Ackerflächen verdreifacht

In den Nachkriegsjahren wurde intensiv daran gearbeitet, die inländische Nahrungsmittelproduktion anzukurbeln, speziell in den Bereichen Gemüse und Fleisch. Mit Erfolg: So entwickelte sich beispielsweise die Geflügelproduktion derart gut, dass Poulet sogar exportiert werden konnte. Zudem wurden die Ackerflächen verdreifacht – von rund 2000 Hektaren im Jahr 1940 zu gut 6000 Hektaren in 1947.

Steigerung der Produktion dank Bildung

Auch in die Bildung der Landwirte wurde investiert: 1965 wurde die erste landwirtschaftliche Schule Singapurs eröffnet. Die Regierung erhoffte sich davon, die landwirtschaftlichen Erträge weiterhin steigern zu können. Doch die anfängliche Begeisterung nahm schon bald ein Ende: Bereits 1984 wurde die erste und einzige Landwirtschaftsschule Singapurs wieder geschlossen – dies aufgrund rückläufiger Nachfrage nach Ausbildungsplätzen.

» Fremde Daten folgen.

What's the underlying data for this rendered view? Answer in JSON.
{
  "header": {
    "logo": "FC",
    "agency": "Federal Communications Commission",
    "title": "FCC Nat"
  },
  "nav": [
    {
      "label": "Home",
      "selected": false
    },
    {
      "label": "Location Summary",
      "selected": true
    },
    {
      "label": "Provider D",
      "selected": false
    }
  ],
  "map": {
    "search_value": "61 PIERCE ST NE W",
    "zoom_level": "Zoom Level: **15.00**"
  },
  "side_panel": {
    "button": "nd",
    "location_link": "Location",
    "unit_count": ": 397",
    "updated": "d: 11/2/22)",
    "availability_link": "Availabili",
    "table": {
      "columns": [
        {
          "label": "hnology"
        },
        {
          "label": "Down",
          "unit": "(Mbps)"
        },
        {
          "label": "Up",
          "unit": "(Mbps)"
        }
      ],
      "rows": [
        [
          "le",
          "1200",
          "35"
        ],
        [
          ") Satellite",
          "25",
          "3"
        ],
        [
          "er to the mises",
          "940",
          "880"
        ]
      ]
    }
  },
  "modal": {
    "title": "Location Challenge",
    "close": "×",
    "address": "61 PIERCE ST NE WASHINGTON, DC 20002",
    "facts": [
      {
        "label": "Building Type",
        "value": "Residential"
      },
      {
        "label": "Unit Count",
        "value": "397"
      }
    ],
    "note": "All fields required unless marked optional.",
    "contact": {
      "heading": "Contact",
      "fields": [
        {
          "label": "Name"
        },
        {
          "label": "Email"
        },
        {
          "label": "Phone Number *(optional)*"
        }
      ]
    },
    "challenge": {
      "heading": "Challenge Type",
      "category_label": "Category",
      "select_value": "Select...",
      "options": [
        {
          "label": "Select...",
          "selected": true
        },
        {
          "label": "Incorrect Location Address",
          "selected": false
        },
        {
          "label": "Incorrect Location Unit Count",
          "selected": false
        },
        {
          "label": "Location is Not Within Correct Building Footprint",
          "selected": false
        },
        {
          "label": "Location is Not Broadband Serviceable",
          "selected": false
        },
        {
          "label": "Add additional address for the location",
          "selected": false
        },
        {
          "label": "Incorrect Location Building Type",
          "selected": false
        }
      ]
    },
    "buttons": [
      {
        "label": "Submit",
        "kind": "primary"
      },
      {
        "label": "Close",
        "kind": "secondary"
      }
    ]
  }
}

Ökotourismus statt Landwirtschaft

Die folgenden Jahrzehnte waren von einer rasanten Verstädterung geprägt. Immer mehr Landwirtschaftsfläche musste dem wirtschaftlichen Aufschwung weichen. Innerhalb von 50 Jahren wurde das Agrarland auf einen Zehntel reduziert. Heute konzentrieren sich die landwirtschaftlichen Aktivitäten auf sechs Agrotechnology Parks in den weniger dicht besiedelten Regionen Singapurs. Statt auf Fläche setzt man dort neben gesteigerter Produktivität dank Forschung auch auf Ökotourismus.

Grosse Zukunftspläne

Auf einem dieser Bauernhöfe war Raphael Foo Chuan Kai, so wie viele Singapurer, noch nie – zu weit der Weg und zu gering das Interesse. So erstaunt es auch nicht, dass Raphael erzählt: «Ich kenne niemanden in meinem Alter, der sich vorstellen könnte, Bauer zu werden.» Dabei steht die Singapurer Landwirtschaft vor einem grossen Kraftakt: Mit der Strategie «30 by 30» hat die Regierung das ambitionierte Ziel gefasst, Singapurs Selbstversorgungsgrad bis im Jahr 2030 auf 30 Prozent zu steigern, was einer Verdreifachung der aktuellen Quote gleichkommt. Viele Kommentatoren begrüssen den Entscheid, bezeichnen ihn in Zeiten von Klimawandel, Bevölkerungswachstum und Handelskriegen gar als längst überfällig.

Vage Massnahmen

Doch den Entschluss auch umzusetzen, wird eine grosse Herausforderung – zumal noch nicht klar ist, die Produktion welcher Lebensmittel gefördert werden soll. Man geht davon aus, dass der Fokus vor allem auf Blattgemüse, Fisch und Eier gelegt werden wird. Auch die vom Ministerium für Umwelt und Wasser kommunizierten Massnahmen sind noch eher vage: «Dank Technologie mit weniger Mitteln mehr produzieren, mehr Flächen für die Landwirtschaft freigeben, einheimisches Expertenwissen fördern und die Bevölkerung zum Kauf lokaler Produkte bewegen».

Was schon heute feststeht: Selbst wenn «30 by 30» erfolgreich sein sollte, der Stadtstaat wird auch in Zukunft stark vom Ausland abhängig sein, um Raphael und die gut fünfeinhalb Millionen anderen Singapurer ernähren zu können. 

 

Singapur in Zahlen

  • 721,5 km² ist die Landesfläche von Singapur, das aus einer Insel besteht. Dies ist ungefähr so gross wie der Kanton Glarus.
  • 5,6 Mio Menschen leben in dem Stadtstaat.
  • 1965 erklärte Singapur seine Unabhängigkeit von Malaysia.
  • 4 Landessprachen gibt es: Chinesisch, Englisch, Malaiisch und Tamil.
  • 27 Grad ist die Jahresdurchschnittstemperatur des tropischen Landes.
  • 170 Länder exportieren Lebensmittel nach Singapur.